The Amazon Echo App (iOS, Android & web) allows you to view the cards and information from Alexa. This make it useful if you want to check the results of your skills or provide more information to users.

Development

If you are familiar with Node.js and nforce, development is fairly straight forward after you grok invocations and intents. A user invokes intents with their voice and invocations are the name that identifies the capability the user wants. The IntentSchema.json defines the the intents for the applications (along with the "slots" or values that Alexa will send your Lambda function) and SampleUtterances.txt provide the mappings between the intents and the typical utterances that invoke those intents in a list of sample utterances. The index.js file is the actual Lambda function that is uploaded to AWS and provides all of the functionality.

The development experience with Alexa is sometimes infuriating. Often Alexa will say it cannot reach the skill and you don't know if there's an error with your code (you have to check the CloudWatch logs) or if Alexa just can't connect to the skill.
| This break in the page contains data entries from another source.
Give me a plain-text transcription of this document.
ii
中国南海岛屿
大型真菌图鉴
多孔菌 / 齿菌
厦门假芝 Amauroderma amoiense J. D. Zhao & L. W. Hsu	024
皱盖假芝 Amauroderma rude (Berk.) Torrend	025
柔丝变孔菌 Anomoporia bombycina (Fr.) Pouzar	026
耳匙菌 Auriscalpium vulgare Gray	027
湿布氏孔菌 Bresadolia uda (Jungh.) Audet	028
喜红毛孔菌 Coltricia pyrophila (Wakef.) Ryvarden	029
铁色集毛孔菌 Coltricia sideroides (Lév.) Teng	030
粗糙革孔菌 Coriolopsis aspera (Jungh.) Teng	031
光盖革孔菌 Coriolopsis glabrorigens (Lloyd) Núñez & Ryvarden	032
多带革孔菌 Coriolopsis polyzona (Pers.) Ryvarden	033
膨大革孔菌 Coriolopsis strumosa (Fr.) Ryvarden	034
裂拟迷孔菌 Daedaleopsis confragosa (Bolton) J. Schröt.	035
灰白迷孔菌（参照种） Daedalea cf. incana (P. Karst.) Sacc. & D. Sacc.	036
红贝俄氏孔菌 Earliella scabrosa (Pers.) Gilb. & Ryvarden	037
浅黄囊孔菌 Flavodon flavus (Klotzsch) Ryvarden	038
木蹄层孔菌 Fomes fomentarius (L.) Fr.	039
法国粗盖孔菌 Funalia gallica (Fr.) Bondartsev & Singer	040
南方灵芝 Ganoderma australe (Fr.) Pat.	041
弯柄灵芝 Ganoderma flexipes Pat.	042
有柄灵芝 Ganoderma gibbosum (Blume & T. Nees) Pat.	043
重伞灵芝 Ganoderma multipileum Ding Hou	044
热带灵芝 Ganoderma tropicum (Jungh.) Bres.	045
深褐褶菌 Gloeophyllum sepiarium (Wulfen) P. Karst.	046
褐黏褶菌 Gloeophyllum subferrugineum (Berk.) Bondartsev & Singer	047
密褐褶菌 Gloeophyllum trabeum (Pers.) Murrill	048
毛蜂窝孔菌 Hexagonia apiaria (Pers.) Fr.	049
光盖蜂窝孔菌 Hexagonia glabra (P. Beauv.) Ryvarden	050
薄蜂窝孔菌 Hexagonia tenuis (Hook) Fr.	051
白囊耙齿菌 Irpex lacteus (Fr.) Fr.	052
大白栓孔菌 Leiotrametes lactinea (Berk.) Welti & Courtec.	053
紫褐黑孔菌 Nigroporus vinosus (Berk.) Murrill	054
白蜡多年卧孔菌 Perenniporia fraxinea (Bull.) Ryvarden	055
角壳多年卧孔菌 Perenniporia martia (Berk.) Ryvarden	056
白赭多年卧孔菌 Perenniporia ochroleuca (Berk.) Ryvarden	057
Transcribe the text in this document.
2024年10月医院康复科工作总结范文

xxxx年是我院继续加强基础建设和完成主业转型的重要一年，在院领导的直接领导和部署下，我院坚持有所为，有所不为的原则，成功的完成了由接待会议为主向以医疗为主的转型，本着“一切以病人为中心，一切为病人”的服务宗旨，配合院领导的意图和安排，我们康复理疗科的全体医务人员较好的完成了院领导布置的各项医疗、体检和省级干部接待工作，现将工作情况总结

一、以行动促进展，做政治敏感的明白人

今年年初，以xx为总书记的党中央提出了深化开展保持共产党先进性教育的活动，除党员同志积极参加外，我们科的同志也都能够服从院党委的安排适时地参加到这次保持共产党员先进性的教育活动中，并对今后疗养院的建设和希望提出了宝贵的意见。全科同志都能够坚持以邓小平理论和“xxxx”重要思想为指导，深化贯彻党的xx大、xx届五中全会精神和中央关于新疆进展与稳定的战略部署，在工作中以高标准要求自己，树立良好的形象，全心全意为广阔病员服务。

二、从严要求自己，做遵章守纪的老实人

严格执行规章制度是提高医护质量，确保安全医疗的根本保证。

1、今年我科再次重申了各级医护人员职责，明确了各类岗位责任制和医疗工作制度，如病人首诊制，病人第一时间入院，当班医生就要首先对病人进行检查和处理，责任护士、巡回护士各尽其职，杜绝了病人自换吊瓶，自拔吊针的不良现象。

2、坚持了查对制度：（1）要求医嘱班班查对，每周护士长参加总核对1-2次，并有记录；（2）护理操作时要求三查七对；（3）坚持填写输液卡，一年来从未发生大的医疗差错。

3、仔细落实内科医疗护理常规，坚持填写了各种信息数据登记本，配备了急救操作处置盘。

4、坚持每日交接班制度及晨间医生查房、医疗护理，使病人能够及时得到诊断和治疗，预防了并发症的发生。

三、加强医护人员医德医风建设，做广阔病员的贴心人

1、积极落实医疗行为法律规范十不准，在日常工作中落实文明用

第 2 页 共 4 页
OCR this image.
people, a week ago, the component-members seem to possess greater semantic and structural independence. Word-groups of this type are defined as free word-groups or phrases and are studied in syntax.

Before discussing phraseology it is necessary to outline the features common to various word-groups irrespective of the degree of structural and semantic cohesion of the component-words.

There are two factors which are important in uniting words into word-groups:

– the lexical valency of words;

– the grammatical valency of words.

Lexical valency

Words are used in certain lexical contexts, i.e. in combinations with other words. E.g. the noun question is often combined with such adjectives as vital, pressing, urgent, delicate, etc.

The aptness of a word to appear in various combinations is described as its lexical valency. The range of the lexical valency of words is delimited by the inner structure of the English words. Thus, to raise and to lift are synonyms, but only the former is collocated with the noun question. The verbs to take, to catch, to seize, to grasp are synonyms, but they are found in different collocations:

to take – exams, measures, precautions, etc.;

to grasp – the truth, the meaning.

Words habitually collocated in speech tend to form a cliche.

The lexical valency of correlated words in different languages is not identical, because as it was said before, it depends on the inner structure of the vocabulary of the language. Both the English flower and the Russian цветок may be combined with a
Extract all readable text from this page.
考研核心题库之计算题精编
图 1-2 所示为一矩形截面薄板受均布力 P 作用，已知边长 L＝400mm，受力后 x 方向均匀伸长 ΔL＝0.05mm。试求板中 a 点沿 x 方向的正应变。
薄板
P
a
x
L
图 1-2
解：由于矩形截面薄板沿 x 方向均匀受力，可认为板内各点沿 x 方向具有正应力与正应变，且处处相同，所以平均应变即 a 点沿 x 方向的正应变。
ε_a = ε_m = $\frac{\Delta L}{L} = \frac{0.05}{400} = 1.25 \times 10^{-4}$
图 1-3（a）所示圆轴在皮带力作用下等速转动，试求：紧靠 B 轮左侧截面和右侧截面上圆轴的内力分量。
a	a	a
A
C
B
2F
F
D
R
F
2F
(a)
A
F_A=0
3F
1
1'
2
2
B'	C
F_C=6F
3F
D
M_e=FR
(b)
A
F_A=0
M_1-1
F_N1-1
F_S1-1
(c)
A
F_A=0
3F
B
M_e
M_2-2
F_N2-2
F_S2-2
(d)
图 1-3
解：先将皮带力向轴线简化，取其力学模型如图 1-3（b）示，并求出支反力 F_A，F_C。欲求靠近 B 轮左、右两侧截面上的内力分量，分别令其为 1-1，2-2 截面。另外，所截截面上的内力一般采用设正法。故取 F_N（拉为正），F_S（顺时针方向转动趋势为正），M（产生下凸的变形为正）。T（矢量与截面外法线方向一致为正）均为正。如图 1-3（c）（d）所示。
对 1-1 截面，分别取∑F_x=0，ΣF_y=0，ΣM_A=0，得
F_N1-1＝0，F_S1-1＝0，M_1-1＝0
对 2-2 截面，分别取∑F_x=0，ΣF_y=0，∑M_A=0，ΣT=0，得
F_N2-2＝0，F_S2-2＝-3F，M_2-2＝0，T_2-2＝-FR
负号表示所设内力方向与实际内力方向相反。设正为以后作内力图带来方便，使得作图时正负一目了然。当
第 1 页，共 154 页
Sometimes you just have to try the skill a couple of times before it works. I found that using the included test.js file helps in prototyping before adding the code in the Lambda function.

Conclusion

So far this is a good start with Alexa but there's a long way to go. One issue with the Salesforce integration is that it is a single user mode. Each interaction is with a specific named user and there's currently no authentication process. Perhaps that's something I can work on.